(639e) Parameterization of Large-Scale Kinetic Models of Metabolism Using Datasets with Different Reference States | AIChE

(639e) Parameterization of Large-Scale Kinetic Models of Metabolism Using Datasets with Different Reference States

Authors 

Suthers, P., The Pennsylvania State University
Large-scale kinetic models of metabolism provide the computational means to dynamically link reaction fluxes in a cell to metabolite concentrations and enzyme levels while also accounting for substrate level regulation. However, the development of broadly applicable frameworks to efficiently and robustly parameterize these models remains a challenge. Challenges arising from the heterogeneity, paucity, and difficulty in obtaining flux and/or concentration data causes degeneracy of obtained parameter solutions and complicate the interpretability of results. Additionally, computational demands for solving the parameter identification problem limits widespread adoption of large-scale kinetic models, despite their potential.
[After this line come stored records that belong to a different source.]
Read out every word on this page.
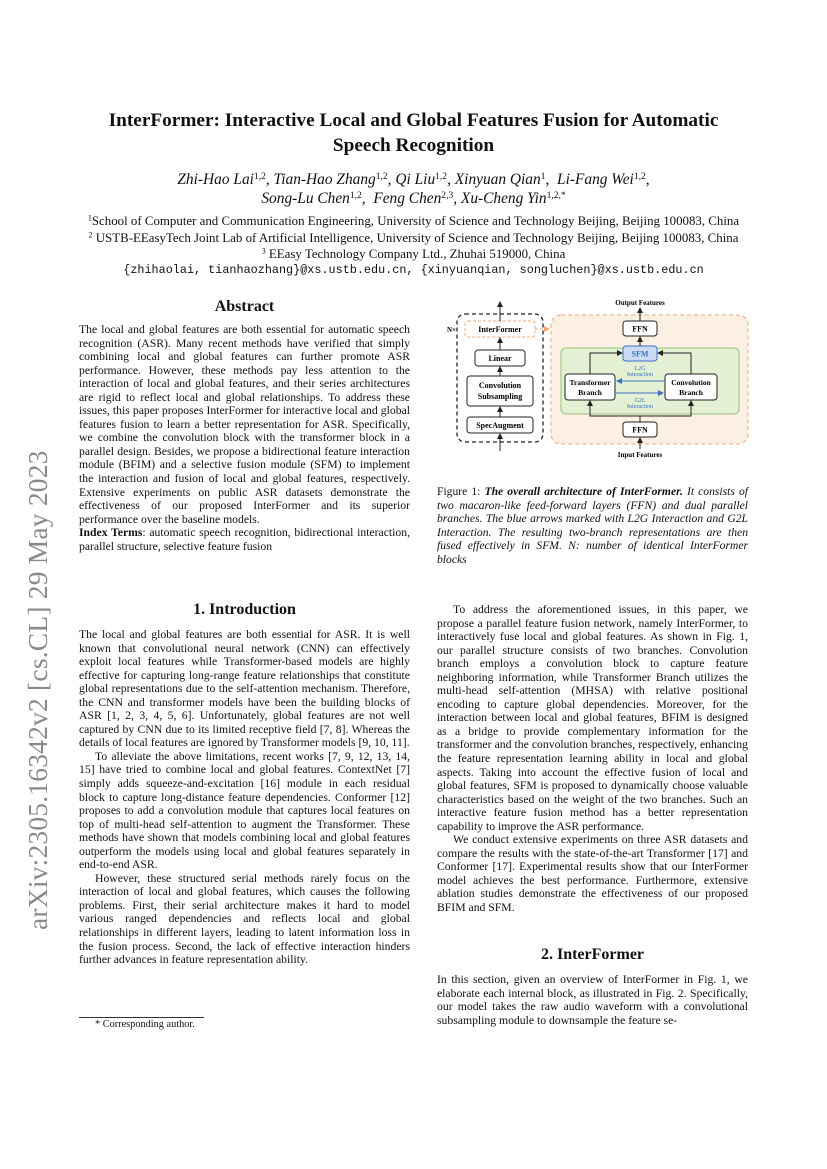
arXiv:2305.16342v2 [cs.CL] 29 May 2023
InterFormer: Interactive Local and Global Features Fusion for Automatic Speech Recognition
Zhi-Hao Lai$^{1,2}$, Tian-Hao Zhang$^{1,2}$, Qi Liu$^{1,2}$, Xinyuan Qian$^1$,  Li-Fang Wei$^{1,2}$,
Song-Lu Chen$^{1,2}$,  Feng Chen$^{2,3}$, Xu-Cheng Yin$^{1,2,*}$
$^1$School of Computer and Communication Engineering, University of Science and Technology Beijing, Beijing 100083, China
$^2$ USTB-EEasyTech Joint Lab of Artificial Intelligence, University of Science and Technology Beijing, Beijing 100083, China
$^3$ EEasy Technology Company Ltd., Zhuhai 519000, China
{zhihaolai, tianhaozhang}@xs.ustb.edu.cn, {xinyuanqian, songluchen}@xs.ustb.edu.cn
Abstract

The local and global features are both essential for automatic speech recognition (ASR). Many recent methods have verified that simply combining local and global features can further promote ASR performance. However, these methods pay less attention to the interaction of local and global features, and their series architectures are rigid to reflect local and global relationships. To address these issues, this paper proposes InterFormer for interactive local and global features fusion to learn a better representation for ASR. Specifically, we combine the convolution block with the transformer block in a parallel design. Besides, we propose a bidirectional feature interaction module (BFIM) and a selective fusion module (SFM) to implement the interaction and fusion of local and global features, respectively. Extensive experiments on public ASR datasets demonstrate the effectiveness of our proposed InterFormer and its superior performance over the baseline models.

Index Terms: automatic speech recognition, bidirectional interaction, parallel structure, selective feature fusion

1. Introduction

The local and global features are both essential for ASR. It is well known that convolutional neural network (CNN) can effectively exploit local features while Transformer-based models are highly effective for capturing long-range feature relationships that constitute global representations due to the self-attention mechanism. Therefore, the CNN and transformer models have been the building blocks of ASR [1, 2, 3, 4, 5, 6]. Unfortunately, global features are not well captured by CNN due to its limited receptive field [7, 8]. Whereas the details of local features are ignored by Transformer models [9, 10, 11].

To alleviate the above limitations, recent works [7, 9, 12, 13, 14, 15] have tried to combine local and global features. ContextNet [7] simply adds squeeze-and-excitation [16] module in each residual block to capture long-distance feature dependencies. Conformer [12] proposes to add a convolution module that captures local features on top of multi-head self-attention to augment the Transformer. These methods have shown that models combining local and global features outperform the models using local and global features separately in end-to-end ASR.

However, these structured serial methods rarely focus on the interaction of local and global features, which causes the following problems. First, their serial architecture makes it hard to model various ranged dependencies and reflects local and global relationships in different layers, leading to latent information loss in the fusion process. Second, the lack of effective interaction hinders further advances in feature representation ability.

* Corresponding author.
N×	InterFormer
Linear
Convolution
Subsampling
SpecAugment
Output Features
Input Features
FFN
SFM
Transformer
Branch
Convolution
Branch
L2G
Interaction
G2L
Interaction
FFN
Figure 1: The overall architecture of InterFormer. It consists of two macaron-like feed-forward layers (FFN) and dual parallel branches. The blue arrows marked with L2G Interaction and G2L Interaction. The resulting two-branch representations are then fused effectively in SFM. N: number of identical InterFormer blocks

To address the aforementioned issues, in this paper, we propose a parallel feature fusion network, namely InterFormer, to interactively fuse local and global features. As shown in Fig. 1, our parallel structure consists of two branches. Convolution branch employs a convolution block to capture feature neighboring information, while Transformer Branch utilizes the multi-head self-attention (MHSA) with relative positional encoding to capture global dependencies. Moreover, for the interaction between local and global features, BFIM is designed as a bridge to provide complementary information for the transformer and the convolution branches, respectively, enhancing the feature representation learning ability in local and global aspects. Taking into account the effective fusion of local and global features, SFM is proposed to dynamically choose valuable characteristics based on the weight of the two branches. Such an interactive feature fusion method has a better representation capability to improve the ASR performance.

We conduct extensive experiments on three ASR datasets and compare the results with the state-of-the-art Transformer [17] and Conformer [17]. Experimental results show that our InterFormer model achieves the best performance. Furthermore, extensive ablation studies demonstrate the effectiveness of our proposed BFIM and SFM.

2. InterFormer
In this section, given an overview of InterFormer in Fig. 1, we elaborate each internal block, as illustrated in Fig. 2. Specifically, our model takes the raw audio waveform with a convolutional subsampling module to downsample the feature se-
To address challenges in both data and computation, we introduce the Kinetic Estimation Tool Capturing Heterogeneous Datasets Using Pyomo (KETCHUP), a flexible parameter estimation tool that leverages a primal-dual interior-point algorithm to solve a nonlinear programming (NLP) problem that identifies a set of parameters capable of recapitulating the steady-state fluxes in wild-type and perturbed metabolic networks. KETCHUP is benchmarked against previously parameterized large-scale kinetic models of Escherichia coli, Saccharomyces cerevisiae, and Clostridium thermocellum. and is not only at least an order of magnitude faster than the gradient-based algorithm K-FIT but also able to obtain better data fits. This tool presents an opportunity for construction of parameterized kinetic models with improved predictive capabilities and thereby enabling more complex descriptors of metabolic capacities as well as improved strain design tools.